Perfectionism, Imposterism, and Anxiety

February 15, 2025 Counselling, Culture
Perfectionism, Imposterism, and Anxiety

Perfectionism has gained popularity since circa 1989 [1] and increased over time until recently. The main cause for this significant incline is attributed to politics and changes in cultures that signified individualism and competitiveness. Behavioural change and aiming for perfectionism and high expectations were the immediate aftermath of this global change. According to the same source [1]

Perfectionism is broadly defined as a combination of excessively high personal standards and overly critical self-evaluations

It is also noticed that perfectionism and high expectations correlate to procrastination. A large proportion of individuals who procrastinate are perfectionists and vice versa. Holding unrealistic standards can lead to burnout very quickly. Therefore, this group usually tends to wait for the perfect moment to complete their daily tasks, run errands or make academic or professional contributions. 

At the workplace, perfectionists are expected to deliver at the same deadline set for everyone else. The mental penalty is very high. These days, Agile is a very popular methodology for team management and delivery cycles (aka. Sprint). The usual sprint is 2 weeks for delivering a feature or set of pre-defined tasks.

I came across a very exceptional and unique case where the agile sprint is set to one day (yes a single day). This company’s KPIs are very high where features are broken down into mini features that go from 3-amigos to production on the same day. Without going into the intricate details of the technical delivery (which was kept away from me due to confidentiality), members of the development team expressed their mental struggle (completely justifiable). Personally, I admire that the company’s technical team challenged assumptions and had the courage to define what Agile parameters work for them to maximise the gain and business profit, however, they completely neglected the impact of turnover when burnout damages the entire team. I will wait and see how it goes in the next 6-12 months before I jump to conclusions.
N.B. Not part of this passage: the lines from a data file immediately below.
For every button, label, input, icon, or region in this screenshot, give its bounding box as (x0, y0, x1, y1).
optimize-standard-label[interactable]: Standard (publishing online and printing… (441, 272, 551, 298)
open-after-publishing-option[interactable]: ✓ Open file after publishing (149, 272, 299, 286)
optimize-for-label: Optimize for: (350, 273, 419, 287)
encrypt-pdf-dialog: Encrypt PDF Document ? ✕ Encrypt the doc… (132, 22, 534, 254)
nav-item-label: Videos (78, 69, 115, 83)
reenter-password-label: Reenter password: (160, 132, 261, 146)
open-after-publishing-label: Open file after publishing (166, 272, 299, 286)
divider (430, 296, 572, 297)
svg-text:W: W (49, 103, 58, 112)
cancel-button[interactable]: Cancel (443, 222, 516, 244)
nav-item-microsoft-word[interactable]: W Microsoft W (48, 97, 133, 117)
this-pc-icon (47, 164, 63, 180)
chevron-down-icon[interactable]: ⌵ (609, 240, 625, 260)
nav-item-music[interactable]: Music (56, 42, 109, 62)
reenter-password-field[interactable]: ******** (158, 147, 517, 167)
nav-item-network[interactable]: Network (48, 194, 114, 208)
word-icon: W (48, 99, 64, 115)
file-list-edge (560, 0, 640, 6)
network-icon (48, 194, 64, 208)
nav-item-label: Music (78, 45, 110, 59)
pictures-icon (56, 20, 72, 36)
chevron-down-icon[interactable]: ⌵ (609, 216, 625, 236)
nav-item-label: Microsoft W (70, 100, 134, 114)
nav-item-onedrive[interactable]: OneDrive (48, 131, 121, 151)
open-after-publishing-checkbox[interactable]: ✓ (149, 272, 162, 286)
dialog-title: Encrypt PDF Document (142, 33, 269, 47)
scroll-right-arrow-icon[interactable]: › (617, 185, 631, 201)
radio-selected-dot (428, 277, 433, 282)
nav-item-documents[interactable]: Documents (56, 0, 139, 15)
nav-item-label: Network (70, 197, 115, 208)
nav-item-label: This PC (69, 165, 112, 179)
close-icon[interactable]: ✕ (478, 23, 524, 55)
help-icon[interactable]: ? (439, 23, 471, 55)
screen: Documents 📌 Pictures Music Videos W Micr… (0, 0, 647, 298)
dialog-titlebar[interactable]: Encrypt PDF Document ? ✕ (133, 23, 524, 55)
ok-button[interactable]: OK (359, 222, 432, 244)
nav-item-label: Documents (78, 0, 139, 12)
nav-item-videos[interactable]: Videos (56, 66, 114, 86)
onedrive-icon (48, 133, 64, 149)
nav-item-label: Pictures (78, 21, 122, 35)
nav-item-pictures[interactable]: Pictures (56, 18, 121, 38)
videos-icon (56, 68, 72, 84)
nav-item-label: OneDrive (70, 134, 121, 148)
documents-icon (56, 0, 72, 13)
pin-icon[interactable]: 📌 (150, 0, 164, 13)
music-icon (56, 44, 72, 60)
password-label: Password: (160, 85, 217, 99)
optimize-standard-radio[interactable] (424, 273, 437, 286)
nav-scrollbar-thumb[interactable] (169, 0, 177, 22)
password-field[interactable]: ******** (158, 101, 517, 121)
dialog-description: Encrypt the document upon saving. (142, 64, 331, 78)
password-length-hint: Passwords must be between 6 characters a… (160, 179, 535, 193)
Even with the standard 2 weeks sprint, the deadline is set in advance and expectations for the whole team are managed in advance. However, not every brain is the same, perfectionists tend to pick up complex tasks and set the bar too high. Waiting for the perfect moment to start doesn’t help at all, if anything, it makes it worse. This is where anxiety kicks in. The brain is attacking itself and raising alarms of the fear. Fears of being late, incompetent. The long-winded process of evaluating the detrimental consequences of failure including the fear of how those we look up to perceive us. The fear of exposing our insecurity and knowledge gaps. The fear of auto-categorisation as low-performers [2]. 
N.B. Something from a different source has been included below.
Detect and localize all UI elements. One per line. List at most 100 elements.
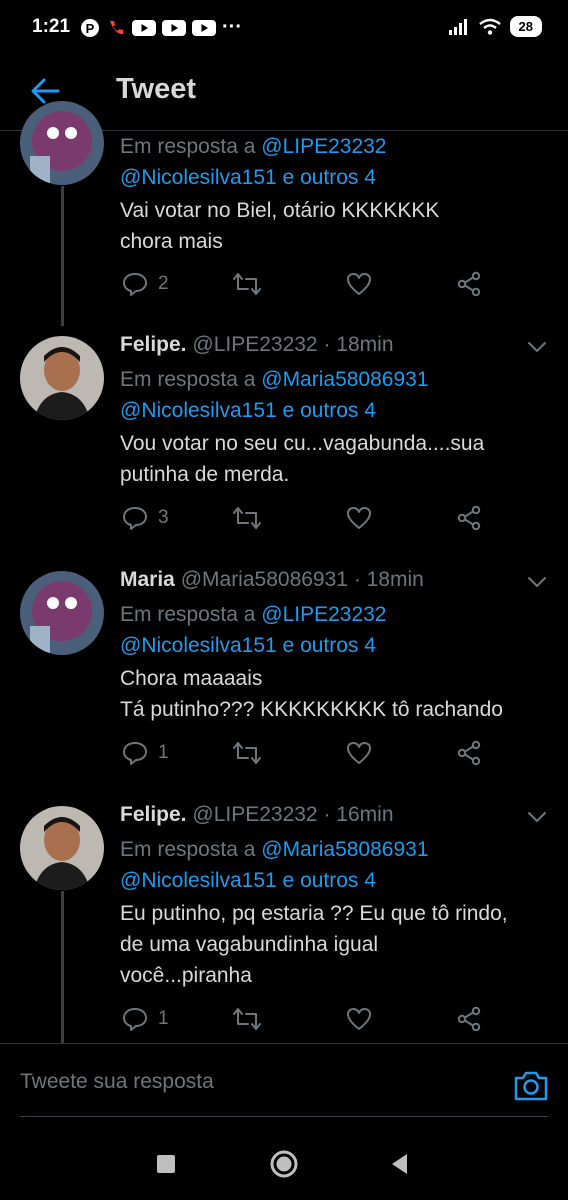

In fact, low performance KPIs are more complex than they look. Reading the academic research is one thing but hearing personal stories can change your perspective on layoffs measures. This post for example has gone wild, claiming that the author was being let go after medical leave. This suggests that the most likeable person stays regardless of their delivery or performance while less likeable (critical thinkers) are pushed side-ways or fired.

Therefore, punishing ourselves out of fear of the unknown future does not justify our desire for perfection.

SO WHAT?!

I advocate for completeness not perfectionism. Being complete means you have grasped the matter fully and understand that everything is a trade-off. Cost vs quality, time vs security, learning new skills vs meeting delivery deadlines, self-care vs other’s perception.

Therefore, I’d like to invite you (if you are a perfectionist) to define what is perfect for you? Then challenge if it’s realistic! Then challenge if it’s achievable, then observe the tradeoffs you had to make.

Being complete means you can do everything to a satisfactory level. Being perfect is not something I can define because it’s not something I have witnessed. Everything has its flaws so are we.

P.S This post is not perfect but I have to tradeoff the time available to what I think is a very important topic that I personally need to hear as well others around me.